I have returned to Rosenblatt for every College World Series since then. Some years I was a die hard fan (when Florida State was there, or when I latched onto an underdog like the Louisian-Lafayette Ragin' Cajuns), while others I was just a kid that loved the game. In that time I've gone from hoping to participate one day as a player (before arm injuries and reality set in), to realizing that while the quality of play isn't up the the standard of the Big Leagues, the fact that those kids have never wanted to be anywhere more than they want to be in Omaha at that very moment, certainly makes up for it. I've gone from preferring the insanity that is the mob in right field when I started, to enjoying the ease and superior view of the reserved seats now.

I guess what I'm trying to say is that I've grown up with the College World Series, and therefore with Rosenblatt. I have changed a lot since my first game and so the fact that the Series, and even the venue is changing doesn't really scare me all that much. I've seen the bleachers go from terrifying wooden structures on the verge of collapse, to beautiful blue and yellow painted steel. I've seen the championship decided first with a single game, winner takes all and now with a best of three series. I've seen the games shown almost exclusively on CBS to now having it be an all ESPN event. I think that's why I'm alright with the move to the new ballpark, in the back of my mind it seems like I kind of always expected it to happen eventually, even if I didn't realize it. I am used to the College World Series changing. The one change I never would have been okay with was if the Series was no longer in Omaha, and the new stadium ensures that it will be here for at least 25 more years. I have always been pretty good at looking at the big picture when it came to this issue because the one thing for me that was non negotiable was having the CWS in Omaha. Once I understood that the NCAA was going to move the event to another city if Omaha didn't build a new facility, I was all for TD Ameritrade Ballpark; whatever it took to keep the Series.

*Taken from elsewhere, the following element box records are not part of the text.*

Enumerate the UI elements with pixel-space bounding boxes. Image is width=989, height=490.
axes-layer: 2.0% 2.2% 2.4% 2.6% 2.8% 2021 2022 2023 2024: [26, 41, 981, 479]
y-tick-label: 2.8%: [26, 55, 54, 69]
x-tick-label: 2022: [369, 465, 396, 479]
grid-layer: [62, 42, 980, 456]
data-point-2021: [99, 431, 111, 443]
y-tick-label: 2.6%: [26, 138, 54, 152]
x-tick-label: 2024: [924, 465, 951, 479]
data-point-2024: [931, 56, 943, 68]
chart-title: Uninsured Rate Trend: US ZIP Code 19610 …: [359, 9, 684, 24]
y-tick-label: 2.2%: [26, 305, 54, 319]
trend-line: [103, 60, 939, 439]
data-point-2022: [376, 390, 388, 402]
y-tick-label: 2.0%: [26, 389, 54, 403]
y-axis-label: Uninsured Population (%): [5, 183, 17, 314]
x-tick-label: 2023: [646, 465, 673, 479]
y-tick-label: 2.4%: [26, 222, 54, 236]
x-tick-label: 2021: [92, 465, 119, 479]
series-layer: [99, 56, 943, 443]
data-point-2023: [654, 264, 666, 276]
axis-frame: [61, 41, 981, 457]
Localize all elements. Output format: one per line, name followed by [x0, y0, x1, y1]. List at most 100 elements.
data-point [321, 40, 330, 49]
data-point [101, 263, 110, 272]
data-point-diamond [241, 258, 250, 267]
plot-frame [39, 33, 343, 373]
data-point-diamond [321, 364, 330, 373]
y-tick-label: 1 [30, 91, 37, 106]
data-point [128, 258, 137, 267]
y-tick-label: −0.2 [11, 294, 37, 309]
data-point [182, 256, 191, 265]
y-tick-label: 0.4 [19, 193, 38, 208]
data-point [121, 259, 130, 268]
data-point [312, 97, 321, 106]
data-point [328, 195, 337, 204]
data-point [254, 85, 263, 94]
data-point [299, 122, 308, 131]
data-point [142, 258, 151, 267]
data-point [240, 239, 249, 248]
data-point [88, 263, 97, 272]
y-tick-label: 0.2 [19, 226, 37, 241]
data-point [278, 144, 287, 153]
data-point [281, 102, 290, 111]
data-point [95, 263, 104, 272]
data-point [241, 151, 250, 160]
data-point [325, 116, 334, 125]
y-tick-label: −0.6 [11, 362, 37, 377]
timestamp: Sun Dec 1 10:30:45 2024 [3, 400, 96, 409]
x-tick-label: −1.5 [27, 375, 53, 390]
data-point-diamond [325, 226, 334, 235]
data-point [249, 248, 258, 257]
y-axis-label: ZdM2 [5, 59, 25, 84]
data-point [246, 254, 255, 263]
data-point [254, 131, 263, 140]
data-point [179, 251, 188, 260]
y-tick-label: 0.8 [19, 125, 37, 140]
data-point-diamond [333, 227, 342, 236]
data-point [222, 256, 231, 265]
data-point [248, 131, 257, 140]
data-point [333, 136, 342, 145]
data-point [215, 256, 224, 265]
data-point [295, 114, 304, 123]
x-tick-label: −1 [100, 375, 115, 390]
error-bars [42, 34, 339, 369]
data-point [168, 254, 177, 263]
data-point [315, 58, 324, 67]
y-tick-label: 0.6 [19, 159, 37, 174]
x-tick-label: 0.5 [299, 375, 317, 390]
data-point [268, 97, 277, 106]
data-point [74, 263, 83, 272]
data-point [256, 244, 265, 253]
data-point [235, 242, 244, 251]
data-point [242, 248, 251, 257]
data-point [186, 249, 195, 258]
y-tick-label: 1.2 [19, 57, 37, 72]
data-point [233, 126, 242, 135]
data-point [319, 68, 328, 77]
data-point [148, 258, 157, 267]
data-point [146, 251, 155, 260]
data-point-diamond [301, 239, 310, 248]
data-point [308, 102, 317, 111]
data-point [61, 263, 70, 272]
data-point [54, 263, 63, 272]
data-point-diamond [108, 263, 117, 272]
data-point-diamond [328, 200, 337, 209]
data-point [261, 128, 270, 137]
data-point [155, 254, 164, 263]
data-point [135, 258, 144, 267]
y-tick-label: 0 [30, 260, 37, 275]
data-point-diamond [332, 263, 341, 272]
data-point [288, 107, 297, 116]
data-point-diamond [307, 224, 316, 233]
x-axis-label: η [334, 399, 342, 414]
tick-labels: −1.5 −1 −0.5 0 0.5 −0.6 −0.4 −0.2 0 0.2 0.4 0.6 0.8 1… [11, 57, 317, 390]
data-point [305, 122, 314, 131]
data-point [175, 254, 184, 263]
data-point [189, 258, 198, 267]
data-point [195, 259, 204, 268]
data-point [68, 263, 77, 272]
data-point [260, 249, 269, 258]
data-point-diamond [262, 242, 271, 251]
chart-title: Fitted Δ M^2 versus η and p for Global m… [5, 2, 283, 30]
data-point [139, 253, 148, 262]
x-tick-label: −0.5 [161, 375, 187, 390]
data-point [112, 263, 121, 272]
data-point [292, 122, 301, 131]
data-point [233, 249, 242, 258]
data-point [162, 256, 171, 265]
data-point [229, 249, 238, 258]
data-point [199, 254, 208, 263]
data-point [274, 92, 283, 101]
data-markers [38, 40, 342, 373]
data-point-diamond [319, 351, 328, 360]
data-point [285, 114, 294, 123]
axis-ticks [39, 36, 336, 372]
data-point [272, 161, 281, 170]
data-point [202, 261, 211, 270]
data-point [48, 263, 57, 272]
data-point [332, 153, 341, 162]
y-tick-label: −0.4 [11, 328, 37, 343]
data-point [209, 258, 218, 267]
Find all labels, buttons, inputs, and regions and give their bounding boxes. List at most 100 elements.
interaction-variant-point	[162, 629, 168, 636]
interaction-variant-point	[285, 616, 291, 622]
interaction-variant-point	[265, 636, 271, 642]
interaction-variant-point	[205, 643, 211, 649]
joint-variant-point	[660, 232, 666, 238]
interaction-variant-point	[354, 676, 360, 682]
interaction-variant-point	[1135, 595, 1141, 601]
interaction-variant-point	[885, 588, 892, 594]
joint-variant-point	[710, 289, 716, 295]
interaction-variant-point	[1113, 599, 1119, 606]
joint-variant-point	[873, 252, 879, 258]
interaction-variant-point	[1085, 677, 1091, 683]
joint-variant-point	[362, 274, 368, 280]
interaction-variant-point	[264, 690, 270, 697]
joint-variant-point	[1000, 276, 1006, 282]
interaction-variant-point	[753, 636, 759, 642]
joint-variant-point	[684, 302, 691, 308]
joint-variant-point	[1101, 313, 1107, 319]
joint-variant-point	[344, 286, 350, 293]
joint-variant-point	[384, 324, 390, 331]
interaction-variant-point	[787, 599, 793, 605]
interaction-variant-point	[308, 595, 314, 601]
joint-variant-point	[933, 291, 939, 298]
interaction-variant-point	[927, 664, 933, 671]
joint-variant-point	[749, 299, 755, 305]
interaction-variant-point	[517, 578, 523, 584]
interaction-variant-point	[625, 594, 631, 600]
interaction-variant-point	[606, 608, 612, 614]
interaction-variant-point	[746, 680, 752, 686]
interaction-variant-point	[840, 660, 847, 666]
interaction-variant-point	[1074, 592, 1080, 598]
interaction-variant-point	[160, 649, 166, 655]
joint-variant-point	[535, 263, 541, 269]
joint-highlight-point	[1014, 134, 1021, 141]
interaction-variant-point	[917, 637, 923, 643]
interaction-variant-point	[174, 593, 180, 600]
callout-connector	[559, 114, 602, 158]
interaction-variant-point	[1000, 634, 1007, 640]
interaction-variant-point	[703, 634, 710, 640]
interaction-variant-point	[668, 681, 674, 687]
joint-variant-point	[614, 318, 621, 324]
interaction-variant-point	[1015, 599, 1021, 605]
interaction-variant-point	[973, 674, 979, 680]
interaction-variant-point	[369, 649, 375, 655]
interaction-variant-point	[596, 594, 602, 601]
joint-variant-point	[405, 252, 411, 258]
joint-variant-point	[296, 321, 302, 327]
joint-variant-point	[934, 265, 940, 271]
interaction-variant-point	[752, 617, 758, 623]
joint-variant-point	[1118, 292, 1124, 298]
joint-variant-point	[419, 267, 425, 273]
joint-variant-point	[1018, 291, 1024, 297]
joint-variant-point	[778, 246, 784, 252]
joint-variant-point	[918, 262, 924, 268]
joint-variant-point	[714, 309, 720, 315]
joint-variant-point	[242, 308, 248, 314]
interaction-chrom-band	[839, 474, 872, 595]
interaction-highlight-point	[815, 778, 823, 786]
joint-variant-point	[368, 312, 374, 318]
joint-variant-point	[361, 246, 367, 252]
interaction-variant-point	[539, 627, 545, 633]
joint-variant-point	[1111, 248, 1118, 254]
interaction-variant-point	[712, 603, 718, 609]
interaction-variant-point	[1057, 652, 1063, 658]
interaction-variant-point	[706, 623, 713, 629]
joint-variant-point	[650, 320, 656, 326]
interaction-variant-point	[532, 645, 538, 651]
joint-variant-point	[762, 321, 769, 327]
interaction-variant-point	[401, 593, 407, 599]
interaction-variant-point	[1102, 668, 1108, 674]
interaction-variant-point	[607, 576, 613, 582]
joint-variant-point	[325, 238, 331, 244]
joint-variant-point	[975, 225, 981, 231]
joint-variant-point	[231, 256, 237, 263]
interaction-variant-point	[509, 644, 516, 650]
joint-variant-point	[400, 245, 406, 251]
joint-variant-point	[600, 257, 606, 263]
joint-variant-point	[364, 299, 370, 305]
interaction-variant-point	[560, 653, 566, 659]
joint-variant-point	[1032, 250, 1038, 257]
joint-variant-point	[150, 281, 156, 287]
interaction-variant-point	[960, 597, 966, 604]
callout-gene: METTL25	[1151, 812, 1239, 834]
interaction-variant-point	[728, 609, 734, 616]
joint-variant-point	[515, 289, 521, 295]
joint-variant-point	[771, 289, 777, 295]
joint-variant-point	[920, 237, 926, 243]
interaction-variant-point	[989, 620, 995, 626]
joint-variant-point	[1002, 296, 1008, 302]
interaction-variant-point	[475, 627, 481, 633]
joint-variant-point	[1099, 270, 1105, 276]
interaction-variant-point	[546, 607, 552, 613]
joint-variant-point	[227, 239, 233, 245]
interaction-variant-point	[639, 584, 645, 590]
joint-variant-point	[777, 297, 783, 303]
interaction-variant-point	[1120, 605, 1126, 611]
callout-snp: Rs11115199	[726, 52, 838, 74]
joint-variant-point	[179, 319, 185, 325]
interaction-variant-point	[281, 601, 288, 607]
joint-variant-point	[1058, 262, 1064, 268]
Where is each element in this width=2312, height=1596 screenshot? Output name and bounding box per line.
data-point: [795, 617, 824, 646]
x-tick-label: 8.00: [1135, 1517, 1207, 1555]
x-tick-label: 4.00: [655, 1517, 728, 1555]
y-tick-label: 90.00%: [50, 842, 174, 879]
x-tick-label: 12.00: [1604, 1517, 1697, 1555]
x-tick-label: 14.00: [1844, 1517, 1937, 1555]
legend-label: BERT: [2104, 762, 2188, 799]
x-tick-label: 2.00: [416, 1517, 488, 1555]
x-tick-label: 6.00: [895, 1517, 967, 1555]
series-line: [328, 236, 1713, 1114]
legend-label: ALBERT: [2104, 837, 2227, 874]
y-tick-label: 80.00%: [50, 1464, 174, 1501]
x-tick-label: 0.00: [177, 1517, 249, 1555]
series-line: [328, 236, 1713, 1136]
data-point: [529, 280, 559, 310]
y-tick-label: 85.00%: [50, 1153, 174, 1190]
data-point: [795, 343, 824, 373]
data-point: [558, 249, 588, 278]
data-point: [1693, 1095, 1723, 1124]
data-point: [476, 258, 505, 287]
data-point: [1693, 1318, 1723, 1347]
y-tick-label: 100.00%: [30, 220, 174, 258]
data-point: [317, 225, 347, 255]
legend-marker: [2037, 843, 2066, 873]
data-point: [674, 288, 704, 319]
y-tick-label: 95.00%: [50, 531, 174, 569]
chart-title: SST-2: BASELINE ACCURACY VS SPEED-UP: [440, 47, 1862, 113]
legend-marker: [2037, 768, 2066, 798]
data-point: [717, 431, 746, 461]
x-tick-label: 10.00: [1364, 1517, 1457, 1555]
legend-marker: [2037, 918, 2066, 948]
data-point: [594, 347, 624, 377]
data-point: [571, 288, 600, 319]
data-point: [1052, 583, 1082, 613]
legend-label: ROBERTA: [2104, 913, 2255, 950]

Looking at the big picture for the last year or so at the last College World Series at Rosenblatt approached left all of the little things a little blurry. Those things came into focus on Monday evening as I made my last trip to the College World Series in the ballpark on the hill. I sat in a seat next to my oldest sister, who had taken me to so many games over the years. It just seemed right that my last one was with her (unfortunately my brother and younger older sister couldn't make it into town for the event). We got into the stadium about an hour before game time and just started reminiscing about everything we had experienced over the years. There was the year where we got trapped in the concourse by a tornado warning and the year Florida State came up just inches short of finally capturing the title. We had story after story, and this is when I started to realize that while I'm more than happy to let the big things change, there are some little things that I really hope stick around.

I hope the 70 year old LSU fan who tosses free beads to anyone who asks is still a regular. I hope head ground's keeper Jesse Cuevas decides to take care of the new grounds as well. I hope Lambert Bartak makes a cameo appearance or two during the 7th inning stretch at next year's Series. I hope Zesto's builds a downtown location right across the street from the new ballpark. I hope right field and left field continue their never ending battle for supremacy (a battle which right field will always win because "Left field sucks!"). I hope there is still a place for the countless tailgaters to set up shop and offer free food to complete strangers (namely me) just because they have extra. I hope the mile's worth of merchandise tents make the trip downtown so I can still buy my Florida State gear dirt cheap after they inevitably get eliminated. Most of all, I hope everyone, opponents and advocates of the new stadium alike, embrace the College World Series the same way we always have. After all, the true home of the College World Series is Omaha, and when it comes back this time next year, nothing about that will have changed.